WORDS THAT STICK IN AN AGE OF DISTRACTION
A writer on the FT’s Lex column once memorably used the acronym PIGS to describe the economic woes of Portugal, Italy, Greece and Spain, in an item headlined Pigs In Muck.
As the paper’s then editor, Lionel Barber, later wrote in his memoir, The Powerful And The Damned, this provoked outrage. Readers accused the paper of sinking to the level of The Sun and Daily Mirror, while the Spanish embassy in London complained that “pig” was one of the most pejorative terms in the Spanish language.
Alas for the embassy, the Pigs have endured, probably for the same reason acronymic behaviour has engulfed, of all places, Washington DC: It produces memorable, catchy words that stick in an age of distraction.
Back when I worked in Washington, more than 20 years ago, members of Congress tended to introduce Bills with the dull, sober titles you see in legislatures around the world.

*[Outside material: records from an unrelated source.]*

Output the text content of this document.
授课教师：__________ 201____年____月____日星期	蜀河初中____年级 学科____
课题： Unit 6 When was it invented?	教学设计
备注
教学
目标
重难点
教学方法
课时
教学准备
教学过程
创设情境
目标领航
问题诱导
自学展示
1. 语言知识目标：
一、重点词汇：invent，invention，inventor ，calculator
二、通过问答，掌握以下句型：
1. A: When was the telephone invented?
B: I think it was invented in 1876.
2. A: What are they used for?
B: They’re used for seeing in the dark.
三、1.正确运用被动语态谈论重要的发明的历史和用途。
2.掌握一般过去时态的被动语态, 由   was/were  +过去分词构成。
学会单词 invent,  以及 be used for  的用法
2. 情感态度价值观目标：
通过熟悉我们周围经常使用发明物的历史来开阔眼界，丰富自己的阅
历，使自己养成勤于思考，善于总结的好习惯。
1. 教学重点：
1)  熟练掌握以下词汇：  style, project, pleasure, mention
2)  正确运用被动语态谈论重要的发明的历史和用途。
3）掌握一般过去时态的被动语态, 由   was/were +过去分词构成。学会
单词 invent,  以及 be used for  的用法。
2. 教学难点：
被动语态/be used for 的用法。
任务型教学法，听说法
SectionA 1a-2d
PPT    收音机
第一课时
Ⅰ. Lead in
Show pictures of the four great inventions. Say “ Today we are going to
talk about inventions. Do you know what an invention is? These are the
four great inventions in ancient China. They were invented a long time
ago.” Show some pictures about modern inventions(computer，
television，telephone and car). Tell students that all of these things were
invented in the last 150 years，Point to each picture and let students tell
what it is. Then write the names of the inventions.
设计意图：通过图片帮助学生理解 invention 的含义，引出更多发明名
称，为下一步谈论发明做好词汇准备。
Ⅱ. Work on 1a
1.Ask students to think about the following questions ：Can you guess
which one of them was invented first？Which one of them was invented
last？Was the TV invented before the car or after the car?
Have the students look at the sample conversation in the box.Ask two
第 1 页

Since then, Capitol Hill has become a hotbed of the reverse-engineered acronym known as the “backronym”.
Thus the Coronavirus Aid, Relief, and Economic Security Act, or Cares Act, was followed by Creating Helpful Incentives to Produce Semiconductors, or Chips, and the Crook Act (Countering Russian and Other Overseas Kleptocracy).
Captivating analysis by a writer on the Atlantic magazine last year showed about 10 per cent of Bills and resolutions introduced in the previous two years had backronym names, up from roughly one in 20 a decade earlier and less than 1 per cent in the late 1990s.
The thing about these names is that they manage to achieve what so many abbreviations do not: Instant understanding. The world would not be a better place without them. If only we could say the same about every one of their ilk.